Infine un salto sul balcone più eclettico e folle di Torino, a conoscere Maksim e Daria, meglio noti per la loro iniziativa: “Concertino dal Balconcino”. Davanti a un bicchiere di vino pugliese – che per alcuni dei partecipanti sono diventati due, poi tre – la coppia di artisti e performer ci ha raccontato come un’iniziativa nata un po’ come un gioco, che consiste per l’appunto nell’organizzare concerti ed esibizioni dal vivo sul proprio balcone di casa, si sia trasformata in un evento di culto della scena musicale Torinese, capace di attirare migliaia di persone e in difesa della quale si è scomodato persino il Guardian. Alcune recenti vicissitudini legali hanno infatti rallentato – non di certo fermato! – la “rivoluzione artistica” portata avanti dai due, per via del presunto superamento dei decibel consentiti per legge. “Ma torneremo, meglio di prima, la rivoluzione non si ferma!” ci dice Maksim, prima che Daria ci saluti facendo risuonare l’intero cortile con un acuto cristallino.
Prima di ripartire ognuno alla volta della propria destinazione (Berlino, Potsdam, Roma, Torino), ci siamo concessi un’ultima visita: Miagliano.
Come ci spiega la guida Maria Laura Delpiano, Miagliano è sede di uno degli storici lanifici della zona, costruito nell’Ottocento dalla famiglia Poma, che fino a cinquant’anni fa dava lavoro a 1200 operai. Oggi è un paese dal fascino magnetico, dove l’archeologia industriale si fonde con una natura vigorosa e con nuovi slanci culturali.

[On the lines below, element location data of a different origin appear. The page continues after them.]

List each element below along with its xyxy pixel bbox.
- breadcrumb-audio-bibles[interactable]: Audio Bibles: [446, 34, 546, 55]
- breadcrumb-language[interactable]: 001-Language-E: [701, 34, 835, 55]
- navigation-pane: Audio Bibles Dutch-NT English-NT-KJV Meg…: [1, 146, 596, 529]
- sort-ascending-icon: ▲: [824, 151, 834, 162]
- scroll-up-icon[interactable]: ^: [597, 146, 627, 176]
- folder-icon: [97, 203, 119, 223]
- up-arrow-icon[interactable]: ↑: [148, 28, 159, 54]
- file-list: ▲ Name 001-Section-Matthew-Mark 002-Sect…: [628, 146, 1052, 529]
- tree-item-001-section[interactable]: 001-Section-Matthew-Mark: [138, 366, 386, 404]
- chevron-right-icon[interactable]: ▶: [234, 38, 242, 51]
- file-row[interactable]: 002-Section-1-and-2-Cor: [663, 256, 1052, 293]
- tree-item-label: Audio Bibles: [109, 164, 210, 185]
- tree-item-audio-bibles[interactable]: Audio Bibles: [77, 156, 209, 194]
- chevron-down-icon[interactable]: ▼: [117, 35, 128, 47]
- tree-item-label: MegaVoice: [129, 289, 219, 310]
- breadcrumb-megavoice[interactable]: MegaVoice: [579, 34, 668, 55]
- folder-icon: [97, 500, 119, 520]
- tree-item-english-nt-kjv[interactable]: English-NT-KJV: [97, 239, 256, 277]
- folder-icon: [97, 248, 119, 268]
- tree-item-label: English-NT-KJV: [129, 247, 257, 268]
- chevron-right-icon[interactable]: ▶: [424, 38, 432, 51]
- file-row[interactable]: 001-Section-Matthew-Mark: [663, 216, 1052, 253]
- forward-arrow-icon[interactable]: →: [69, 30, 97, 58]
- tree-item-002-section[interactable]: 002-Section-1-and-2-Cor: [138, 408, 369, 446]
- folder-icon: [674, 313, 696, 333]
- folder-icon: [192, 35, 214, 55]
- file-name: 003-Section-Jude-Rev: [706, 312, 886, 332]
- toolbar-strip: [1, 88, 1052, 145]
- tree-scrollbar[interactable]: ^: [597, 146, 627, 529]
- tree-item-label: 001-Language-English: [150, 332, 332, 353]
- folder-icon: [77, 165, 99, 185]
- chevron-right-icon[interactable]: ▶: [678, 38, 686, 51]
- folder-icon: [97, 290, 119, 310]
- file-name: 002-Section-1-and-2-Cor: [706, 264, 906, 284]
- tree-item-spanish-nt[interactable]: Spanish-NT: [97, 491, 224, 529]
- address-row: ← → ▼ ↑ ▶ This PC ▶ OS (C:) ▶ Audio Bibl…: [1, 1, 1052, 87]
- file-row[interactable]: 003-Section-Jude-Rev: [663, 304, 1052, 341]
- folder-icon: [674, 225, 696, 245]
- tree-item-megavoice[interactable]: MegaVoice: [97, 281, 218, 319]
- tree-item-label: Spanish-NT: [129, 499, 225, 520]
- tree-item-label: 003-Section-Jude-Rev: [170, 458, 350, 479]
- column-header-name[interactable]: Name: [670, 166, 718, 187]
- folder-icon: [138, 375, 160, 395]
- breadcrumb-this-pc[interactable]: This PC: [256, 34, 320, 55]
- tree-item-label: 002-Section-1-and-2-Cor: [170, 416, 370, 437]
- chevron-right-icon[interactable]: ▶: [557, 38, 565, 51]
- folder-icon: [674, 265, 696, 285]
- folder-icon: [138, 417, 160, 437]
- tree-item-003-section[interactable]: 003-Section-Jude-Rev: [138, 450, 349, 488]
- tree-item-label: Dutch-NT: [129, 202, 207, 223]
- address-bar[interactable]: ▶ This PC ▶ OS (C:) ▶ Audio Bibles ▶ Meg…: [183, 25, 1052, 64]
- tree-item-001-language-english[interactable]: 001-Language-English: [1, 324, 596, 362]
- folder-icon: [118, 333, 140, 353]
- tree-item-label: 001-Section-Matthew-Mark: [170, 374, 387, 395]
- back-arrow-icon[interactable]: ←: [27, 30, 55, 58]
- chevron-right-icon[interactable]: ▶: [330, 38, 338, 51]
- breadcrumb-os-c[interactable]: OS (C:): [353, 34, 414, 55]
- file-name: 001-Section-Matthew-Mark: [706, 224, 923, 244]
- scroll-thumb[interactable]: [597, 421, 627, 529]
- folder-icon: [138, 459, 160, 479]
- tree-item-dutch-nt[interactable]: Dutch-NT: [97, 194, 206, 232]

Dopo la chiusura degli stabilimenti, alcuni dei vecchi capannoni abbandonati sono stati completamente ricoperti da una vegetazione brillante, coi fusti degli alberi che hanno forato i vetri delle finestre e ripreso il sopravvento sulla calce e sui mattoni. Altri, più recenti, sono oggi sede di Amici della Lana, un’associazione che, come ci racconta Emanuela Tamietti, si occupa di tenere viva la tradizione di questa antica lavorazione attraverso mostre, spettacoli teatrali, iniziative culturali. Poco più avanti incontriamo Nigel Thompson, che alla lana ha dedicato la propria vita fin da quando, ragazzo, ha deciso di trasferirsi nel biellese, dando vita a Biella The Wool Company. Nigel seleziona minuziosamente la lana, che gli arriva con i camion, dividendola a seconda delle varie lunghezze e caratteristiche.
Combinare esperienze dirette e formazione: questo era il nostro obiettivo, che riprendeva il format già sperimentato nel primo viaggio. Nei momenti di formazione abbiamo declinato la parola “sostenibilità” innestandola sugli spunti vivi raccolti durante gli incontri. Così i laboratori “preparati” hanno acquisito forme impreviste, trasformazioni estemporanee nutrendosi dell’entusiasmo dei partecipanti. Ne sono nati confronti sull’economia circolare, prove radiofoniche per raccontare con coinvolgimento ed efficacia il cambiamento, riflessioni sulla comunicazione creativa del paradigma emergente, momenti di serio divertimento collettivo testando giochi sulla sostenibilità da proporre ai più giovani per comunicare con leggerezza la sostenibilità… E tanto altro.